Monocytes Ellipto cells Plasma cells Ovalo cells Reactive tears Lymphocytes Droplet cells Large stomato granular cells Lymphocytes Prolympho acanthocytes cells Atypical echino lymphocytes cells Blasts Normal shape

FIG. 2 shows a system according to the invention, which is designed to carry out a method according to FIG. The system includes a microscope 18, a camera 19, a receptacle 20 for a blood sample, a computer 21, an output unit 22 designed as a screen, a control unit 23 and a displacement device 24. The computer 21 controls the method and receives the data from the camera 19 Images of the blood samples to subsequently evaluate them and classify the detected cells and, if necessary, select the appropriate algorithms and reclassify the cells. The displacement device 24 is designed to move the recording 20 relative to the camera 19 or the camera 19 relative to the recording 20 in all spatial directions as required, on the one hand

Generation of images of several partial areas of the blood sample

to allow and on the other hand to improve the focusing of the camera 19 on the blood sample. The result of the blood analysis, in particular the classification, can be found on the

Output unit 22 are shown.

In FIG. 3, some image sections of blood cells are shown as examples, each of which has great visual similarity to one another. Lymphocytes 25, prolymphocytes 26 and atypical lymphocytes 27 are shown in FIG. 3a. In Fig. 3b monocytes 28, blasts 29 and reactive lymphocytes 30 are shown.
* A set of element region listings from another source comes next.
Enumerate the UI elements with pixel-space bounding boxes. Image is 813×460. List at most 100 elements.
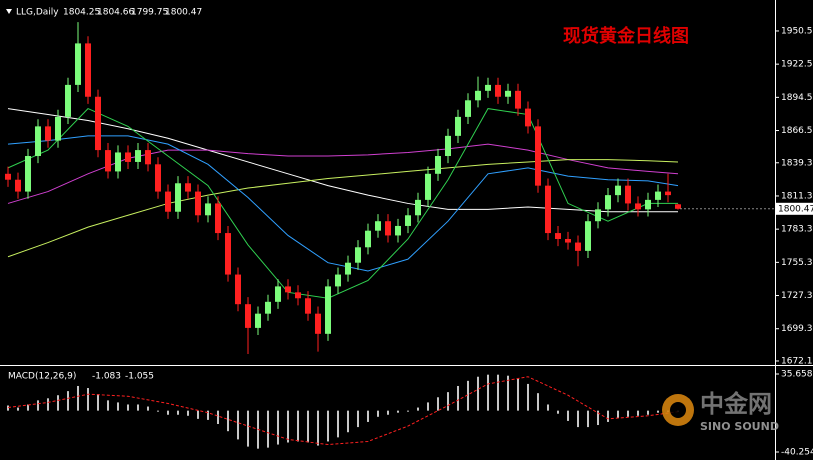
last-price-label: 1800.47	[778, 204, 813, 214]
macd-bar	[97, 394, 99, 411]
watermark-subtitle: SINO SOUND	[700, 420, 779, 433]
candle-body	[585, 221, 591, 251]
macd-bar	[657, 410, 659, 413]
watermark-name: 中金网	[700, 390, 772, 418]
chart-title: 现货黄金日线图	[563, 25, 689, 47]
candle-body	[595, 209, 601, 222]
y-tick-label: 1811.30	[781, 191, 813, 201]
open-value: 1804.25	[63, 8, 100, 18]
candle-body	[325, 286, 331, 334]
macd-bar	[477, 376, 479, 411]
y-tick-label: 1922.50	[781, 60, 813, 70]
candle-body	[495, 84, 501, 97]
candle-body	[535, 126, 541, 186]
macd-bar	[597, 410, 599, 426]
candle-body	[55, 116, 61, 141]
macd-bar	[447, 392, 449, 411]
macd-bar	[337, 410, 339, 438]
candle-body	[485, 84, 491, 91]
macd-bar	[247, 410, 249, 447]
macd-bar	[237, 410, 239, 440]
symbol: LLG,Daily	[16, 8, 59, 18]
candle-body	[105, 150, 111, 172]
candle-body	[75, 43, 81, 85]
macd-bar	[37, 400, 39, 411]
candle-body	[435, 156, 441, 174]
candle-body	[235, 274, 241, 305]
macd-bar	[407, 410, 409, 412]
candle-body	[305, 298, 311, 314]
candle-body	[375, 221, 381, 231]
watermark: 中金网 SINO SOUND	[662, 390, 779, 433]
candle-body	[445, 135, 451, 157]
candle-body	[475, 90, 481, 101]
moving-average	[7, 108, 678, 213]
candle-body	[195, 191, 201, 216]
macd-bar	[347, 410, 349, 433]
candle-body	[625, 185, 631, 204]
macd-bar	[457, 385, 459, 411]
candle-body	[455, 116, 461, 136]
candle-body	[265, 301, 271, 314]
macd-bar	[507, 375, 509, 411]
macd-bar	[267, 410, 269, 448]
macd-bar	[617, 410, 619, 418]
macd-bar	[357, 410, 359, 428]
macd-bar	[137, 404, 139, 411]
candle-body	[225, 233, 231, 275]
y-tick-label: 1839.30	[781, 158, 813, 168]
candle-body	[405, 215, 411, 226]
candle-body	[5, 173, 11, 180]
candle-body	[395, 225, 401, 236]
candle-body	[525, 108, 531, 127]
candle-body	[145, 150, 151, 165]
macd-bar	[627, 410, 629, 417]
macd-bar	[637, 410, 639, 416]
macd-bar	[517, 378, 519, 411]
macd-signal	[7, 376, 679, 446]
macd-bar	[197, 410, 199, 419]
candle-body	[385, 221, 391, 236]
macd-bar	[87, 388, 89, 411]
candle-body	[85, 43, 91, 97]
moving-average	[7, 143, 679, 204]
candle-body	[465, 100, 471, 117]
macd-bar	[317, 410, 319, 446]
macd-bar	[327, 410, 329, 442]
candle-body	[645, 199, 651, 210]
macd-bar	[387, 410, 389, 415]
candle-body	[355, 247, 361, 263]
candle-body	[555, 233, 561, 239]
candle-body	[545, 185, 551, 234]
candle-body	[615, 185, 621, 196]
y-tick-label: 1755.30	[781, 258, 813, 268]
macd-bar	[427, 402, 429, 411]
macd-bar	[607, 410, 609, 422]
macd-bar	[307, 410, 309, 443]
y-tick-label: 1894.50	[781, 93, 813, 103]
macd-bar	[227, 410, 229, 432]
macd-bar	[177, 410, 179, 415]
y-tick-label: 1950.50	[781, 26, 813, 36]
macd-bar	[547, 404, 549, 411]
y-tick-label: 1672.10	[781, 356, 813, 366]
macd-bar	[377, 410, 379, 417]
candle-body	[95, 96, 101, 151]
candle-body	[215, 203, 221, 234]
macd-bar	[367, 410, 369, 422]
moving-average	[7, 159, 679, 258]
macd-bar	[497, 374, 499, 411]
macd-signal-value: -1.055	[125, 372, 154, 382]
candle-body	[285, 286, 291, 293]
macd-bar	[287, 410, 289, 443]
macd-bar	[77, 385, 79, 411]
candle-body	[205, 203, 211, 216]
y-tick-label: 1866.50	[781, 126, 813, 136]
y-tick-label: 1727.30	[781, 291, 813, 301]
close-value: 1800.47	[165, 8, 202, 18]
macd-bar	[207, 410, 209, 420]
candle-body	[115, 152, 121, 172]
y-tick-label: 1783.30	[781, 225, 813, 235]
candle-body	[155, 164, 161, 192]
In Fig. 3c, promyelocytes 31, myelocytes 32 and metamyelocytes 33 are shown.

Claims (7)

Patent Claims: 1. A method for analyzing a blood sample, in which in a first step an image of a blood sample is recorded by a camera, and in a second step the image is evaluated by a computer, the cells visible on the image being classified, characterized in that that, based on the classification carried out in the second step, in a third step the image is re-evaluated, wherein the on the image apparent cells are reclassified. 2. The method according to claim 1, characterized in that in the second step, a first neural network for classification is used. 3. The method according to claim 1 or 2, characterized in that in the third step a second neural network is used for classification. 4. The method according to any one of claims 1 to 3, characterized in that, based on the classification carried out in the second step, another image of another area of the blood sample is recorded and this image is subjected to the second and third steps. 5. System for analyzing a blood sample, in particular for carrying out a method according to one of claims 1 to 4, comprising a receptacle for the blood sample, a camera and a computer connected to the camera, which is designed to evaluate the images received from the camera , where the cells shown in the picture be classified, characterized in that the Computer is further designed to re-evaluate the image based on the classification of the cells, wherein the cells visible on the image are reclassified become. 6. System according to claim 5, characterized in that a microscope is further provided to the image of enlarge blood sample. 7. System according to claim 5 or 6, characterized in that a displacement device is provided in order to move the receptacle for the blood sample relative to the camera, in particular to move translationally.